One hand gripped the queer-looking club, but grasping the ivy with one hand alone, he raised himself steadily. It was agony to watch this man-turned-ape mounting where none of us dared to follow. In the thick wavering growth that clung to the tower sometimes he swung pendulum-wise, sometimes was almost buried in the foliage, but his ascent was sure as if he climbed the stairs within. We cried out to him appeals and abuse; I do not think he heard us. Someone ran to the stables, shouting for a ladder.

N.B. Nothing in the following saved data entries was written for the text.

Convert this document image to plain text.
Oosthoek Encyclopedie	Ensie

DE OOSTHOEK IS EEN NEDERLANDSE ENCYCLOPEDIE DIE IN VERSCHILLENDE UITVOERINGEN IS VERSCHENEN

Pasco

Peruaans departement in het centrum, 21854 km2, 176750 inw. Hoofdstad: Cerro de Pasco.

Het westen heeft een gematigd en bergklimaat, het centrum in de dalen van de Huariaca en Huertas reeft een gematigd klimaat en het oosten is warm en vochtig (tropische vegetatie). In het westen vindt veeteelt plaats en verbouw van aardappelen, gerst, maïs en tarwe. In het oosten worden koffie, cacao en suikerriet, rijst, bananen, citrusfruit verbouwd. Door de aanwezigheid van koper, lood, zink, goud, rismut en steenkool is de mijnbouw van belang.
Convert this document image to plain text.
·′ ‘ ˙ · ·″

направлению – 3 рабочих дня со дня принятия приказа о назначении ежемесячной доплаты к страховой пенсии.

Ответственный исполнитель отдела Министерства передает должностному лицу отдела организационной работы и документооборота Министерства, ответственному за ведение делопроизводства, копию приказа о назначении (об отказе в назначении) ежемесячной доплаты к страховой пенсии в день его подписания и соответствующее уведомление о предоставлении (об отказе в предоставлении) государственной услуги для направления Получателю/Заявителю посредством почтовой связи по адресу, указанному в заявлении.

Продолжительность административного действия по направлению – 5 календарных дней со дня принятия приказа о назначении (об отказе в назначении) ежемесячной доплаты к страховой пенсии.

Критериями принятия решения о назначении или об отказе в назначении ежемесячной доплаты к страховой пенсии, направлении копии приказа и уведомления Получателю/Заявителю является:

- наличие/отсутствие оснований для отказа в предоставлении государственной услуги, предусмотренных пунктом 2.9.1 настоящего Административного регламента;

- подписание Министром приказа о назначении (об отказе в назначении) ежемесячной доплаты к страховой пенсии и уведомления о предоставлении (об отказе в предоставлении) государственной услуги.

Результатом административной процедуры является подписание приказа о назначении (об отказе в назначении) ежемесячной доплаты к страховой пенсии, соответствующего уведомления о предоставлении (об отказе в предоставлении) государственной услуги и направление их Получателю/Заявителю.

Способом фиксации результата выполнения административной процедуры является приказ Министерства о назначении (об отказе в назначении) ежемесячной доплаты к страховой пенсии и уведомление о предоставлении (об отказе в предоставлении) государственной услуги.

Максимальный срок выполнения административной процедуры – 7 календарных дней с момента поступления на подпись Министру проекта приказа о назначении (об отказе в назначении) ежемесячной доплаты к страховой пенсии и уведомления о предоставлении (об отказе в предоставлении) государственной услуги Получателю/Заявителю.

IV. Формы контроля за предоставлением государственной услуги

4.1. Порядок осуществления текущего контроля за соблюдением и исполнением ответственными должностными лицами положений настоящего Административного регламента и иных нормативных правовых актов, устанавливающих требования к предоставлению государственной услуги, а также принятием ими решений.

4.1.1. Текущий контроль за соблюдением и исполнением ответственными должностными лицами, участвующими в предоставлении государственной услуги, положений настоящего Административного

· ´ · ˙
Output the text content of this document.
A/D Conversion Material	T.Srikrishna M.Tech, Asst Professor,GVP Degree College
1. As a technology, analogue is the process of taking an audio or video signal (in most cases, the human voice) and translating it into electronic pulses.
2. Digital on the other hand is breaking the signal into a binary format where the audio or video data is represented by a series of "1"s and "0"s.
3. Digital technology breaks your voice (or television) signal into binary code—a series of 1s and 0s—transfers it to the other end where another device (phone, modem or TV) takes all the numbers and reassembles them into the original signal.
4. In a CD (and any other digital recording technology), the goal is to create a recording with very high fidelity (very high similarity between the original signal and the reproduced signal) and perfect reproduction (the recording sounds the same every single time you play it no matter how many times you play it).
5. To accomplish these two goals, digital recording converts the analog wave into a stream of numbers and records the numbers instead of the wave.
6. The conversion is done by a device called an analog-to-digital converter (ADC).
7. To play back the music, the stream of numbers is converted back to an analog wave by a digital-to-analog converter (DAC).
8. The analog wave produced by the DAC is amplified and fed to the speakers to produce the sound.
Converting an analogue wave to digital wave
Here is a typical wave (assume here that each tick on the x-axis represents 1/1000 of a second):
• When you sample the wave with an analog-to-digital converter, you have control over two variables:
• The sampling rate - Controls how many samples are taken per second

Maryvale reached the angle where the covered bridge meets the wall of the tower. Here the ivy thins, and the man made a wide stop to the roof of the bridge. Then, surely, I felt the supreme horror, when Maryvale, using the base of a window-slit for foot-rest, lifted himself over the edge of the turret-roof and carefully but expeditiously crawled up the slope of stone toward the pointed top.
We held on shouting, some of us, in sheer desperation. Pendleton made a frenzied effort to climb the ivy, failed. Maryvale crept on, his whole body flat against the roof, save for the arm which held the club-like mass. He reached the pinnacle and lifted himself to a precarious standing posture, one foot firm on the very apex, the side of the other foot pressed against the slope.